The formation of phosphatidic acid de novo: a comparison of activities in neuronal nuclei and microsomes isolated from immature rabbit cerebral cortex

The formation of phosphatidic acid from sn-glycerol 3-phosphate was studied in neuronal nuclear fraction N1 and a microsomal fraction P3, isolated from cerebral cortices of 15-day-old rabbits. Two assays were used, employing dithiothreitol, MgCl2, NaF and (A) sn-glycerol 3-phosphate, [14C]oleate, ATP and CoA or (B) sn-[3H]glycerol 3-phosphate and oleoyl-CoA. In both assays fraction N1 had specific rates of phosphatidic acid labelling (expressed per mumol phospholipid in the fraction) which were 5- to 6-times the corresponding values for P3. In contrast to N1, the formation of phosphatidic acid by fraction P3 was more sensitive to inhibition at high concentrations of oleoyl-CoA and was greatly dependent upon the presence of NaF. In the absence of this salt, P3 showed decreased phosphatidate formation and increased levels of radioactive monoacylglycerols.
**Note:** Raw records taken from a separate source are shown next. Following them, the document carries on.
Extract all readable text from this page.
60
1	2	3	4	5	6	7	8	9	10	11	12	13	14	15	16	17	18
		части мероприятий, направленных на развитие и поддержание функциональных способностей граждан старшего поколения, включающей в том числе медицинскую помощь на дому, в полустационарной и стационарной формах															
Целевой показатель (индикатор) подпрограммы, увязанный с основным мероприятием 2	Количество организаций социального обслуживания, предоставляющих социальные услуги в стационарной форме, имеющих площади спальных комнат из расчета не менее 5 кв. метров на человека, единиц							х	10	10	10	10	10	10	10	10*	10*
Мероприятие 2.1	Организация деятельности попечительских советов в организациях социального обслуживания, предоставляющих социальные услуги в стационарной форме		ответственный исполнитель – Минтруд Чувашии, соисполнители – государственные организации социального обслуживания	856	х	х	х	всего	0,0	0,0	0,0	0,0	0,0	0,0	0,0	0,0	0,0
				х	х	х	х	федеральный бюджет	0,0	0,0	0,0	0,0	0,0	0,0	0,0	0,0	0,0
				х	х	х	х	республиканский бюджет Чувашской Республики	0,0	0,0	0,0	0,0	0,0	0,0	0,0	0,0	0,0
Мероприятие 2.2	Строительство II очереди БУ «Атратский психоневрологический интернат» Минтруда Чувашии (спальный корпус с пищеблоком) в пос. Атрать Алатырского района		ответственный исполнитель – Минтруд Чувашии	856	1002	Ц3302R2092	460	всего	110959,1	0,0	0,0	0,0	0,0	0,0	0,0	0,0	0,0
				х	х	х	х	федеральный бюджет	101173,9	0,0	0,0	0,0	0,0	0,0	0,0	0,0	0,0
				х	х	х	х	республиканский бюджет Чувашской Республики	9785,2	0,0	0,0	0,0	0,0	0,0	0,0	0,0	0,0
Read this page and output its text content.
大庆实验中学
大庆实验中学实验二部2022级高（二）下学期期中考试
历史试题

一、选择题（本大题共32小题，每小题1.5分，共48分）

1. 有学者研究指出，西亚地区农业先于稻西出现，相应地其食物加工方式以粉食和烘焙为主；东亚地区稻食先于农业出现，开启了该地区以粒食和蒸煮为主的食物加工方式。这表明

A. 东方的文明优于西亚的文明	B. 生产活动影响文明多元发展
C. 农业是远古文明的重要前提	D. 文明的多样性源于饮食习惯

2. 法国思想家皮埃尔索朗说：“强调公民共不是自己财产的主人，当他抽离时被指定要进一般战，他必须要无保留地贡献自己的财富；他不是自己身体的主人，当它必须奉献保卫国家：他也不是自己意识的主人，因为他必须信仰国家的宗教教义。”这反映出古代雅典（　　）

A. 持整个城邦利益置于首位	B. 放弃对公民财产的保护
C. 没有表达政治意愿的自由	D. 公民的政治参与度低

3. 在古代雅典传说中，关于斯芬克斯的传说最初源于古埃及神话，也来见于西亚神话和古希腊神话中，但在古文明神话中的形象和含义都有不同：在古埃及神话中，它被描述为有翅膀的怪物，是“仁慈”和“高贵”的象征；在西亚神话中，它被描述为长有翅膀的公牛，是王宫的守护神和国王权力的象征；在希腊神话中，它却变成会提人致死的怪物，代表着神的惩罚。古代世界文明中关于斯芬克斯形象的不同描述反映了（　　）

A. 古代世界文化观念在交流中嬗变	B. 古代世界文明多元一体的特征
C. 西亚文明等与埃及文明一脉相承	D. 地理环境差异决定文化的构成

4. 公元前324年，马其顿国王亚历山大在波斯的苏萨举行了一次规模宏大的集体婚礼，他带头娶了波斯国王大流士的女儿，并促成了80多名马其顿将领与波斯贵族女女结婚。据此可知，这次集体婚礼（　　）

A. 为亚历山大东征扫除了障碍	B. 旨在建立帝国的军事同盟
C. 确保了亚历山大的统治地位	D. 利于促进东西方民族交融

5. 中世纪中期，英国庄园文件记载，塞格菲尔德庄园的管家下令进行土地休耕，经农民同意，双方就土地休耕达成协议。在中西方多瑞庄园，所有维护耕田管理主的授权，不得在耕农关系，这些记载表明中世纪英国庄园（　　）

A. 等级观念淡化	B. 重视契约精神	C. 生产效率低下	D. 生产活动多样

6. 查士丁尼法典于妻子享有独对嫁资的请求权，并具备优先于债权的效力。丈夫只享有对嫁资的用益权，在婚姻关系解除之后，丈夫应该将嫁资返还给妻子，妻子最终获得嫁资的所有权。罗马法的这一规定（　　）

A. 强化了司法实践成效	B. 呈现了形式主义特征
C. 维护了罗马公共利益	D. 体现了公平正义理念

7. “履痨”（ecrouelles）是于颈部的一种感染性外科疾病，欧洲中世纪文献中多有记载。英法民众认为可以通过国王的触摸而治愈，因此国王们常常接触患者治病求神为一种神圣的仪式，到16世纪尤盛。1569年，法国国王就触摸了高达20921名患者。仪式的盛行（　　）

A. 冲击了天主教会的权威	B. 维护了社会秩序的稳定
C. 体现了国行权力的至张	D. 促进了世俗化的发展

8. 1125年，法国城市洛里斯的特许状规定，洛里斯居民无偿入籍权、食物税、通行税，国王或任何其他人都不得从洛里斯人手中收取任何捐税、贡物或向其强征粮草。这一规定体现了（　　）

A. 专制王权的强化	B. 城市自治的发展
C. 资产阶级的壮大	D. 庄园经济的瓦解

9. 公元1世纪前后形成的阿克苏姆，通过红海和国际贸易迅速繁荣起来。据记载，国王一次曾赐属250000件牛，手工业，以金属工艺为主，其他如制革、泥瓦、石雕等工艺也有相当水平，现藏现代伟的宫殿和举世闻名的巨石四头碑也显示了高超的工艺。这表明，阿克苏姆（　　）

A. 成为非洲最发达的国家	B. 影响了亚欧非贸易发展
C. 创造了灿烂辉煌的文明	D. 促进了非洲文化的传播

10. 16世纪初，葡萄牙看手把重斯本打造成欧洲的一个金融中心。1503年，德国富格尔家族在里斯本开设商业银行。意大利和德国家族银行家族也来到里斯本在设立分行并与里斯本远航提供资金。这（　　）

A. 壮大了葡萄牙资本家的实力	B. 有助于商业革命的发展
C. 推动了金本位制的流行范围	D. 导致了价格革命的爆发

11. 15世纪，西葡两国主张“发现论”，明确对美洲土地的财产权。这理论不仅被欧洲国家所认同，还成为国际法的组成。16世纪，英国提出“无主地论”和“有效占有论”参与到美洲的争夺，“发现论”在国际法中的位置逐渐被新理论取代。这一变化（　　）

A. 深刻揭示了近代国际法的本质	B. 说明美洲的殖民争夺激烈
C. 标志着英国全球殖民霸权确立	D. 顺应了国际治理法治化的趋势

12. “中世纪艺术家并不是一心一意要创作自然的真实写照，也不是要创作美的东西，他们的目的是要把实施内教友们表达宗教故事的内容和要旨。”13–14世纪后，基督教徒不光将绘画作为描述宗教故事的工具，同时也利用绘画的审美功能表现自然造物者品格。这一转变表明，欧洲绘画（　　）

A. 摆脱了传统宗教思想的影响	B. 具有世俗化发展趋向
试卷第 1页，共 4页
Using cerebral cortex, rough (R) and smooth (S) microsomal fractions were prepared, as was a microsomal fraction P from isolated nerve cell bodies. P had specific rates of phosphatidic acid labelling which were 2-3 times the values for P3, but were about 50% of the N1 values. This indicates a concentration of phosphatidate synthesis in the nucleus within the nerve cell. Specific rates for fraction R were higher and were similar to those of N1. In S, P3 and R the specific rates of phosphatidic acid synthesis paralleled specific RNA contents and indicated a location for phosphatidic acid synthesis within the rough endoplasmic reticulum.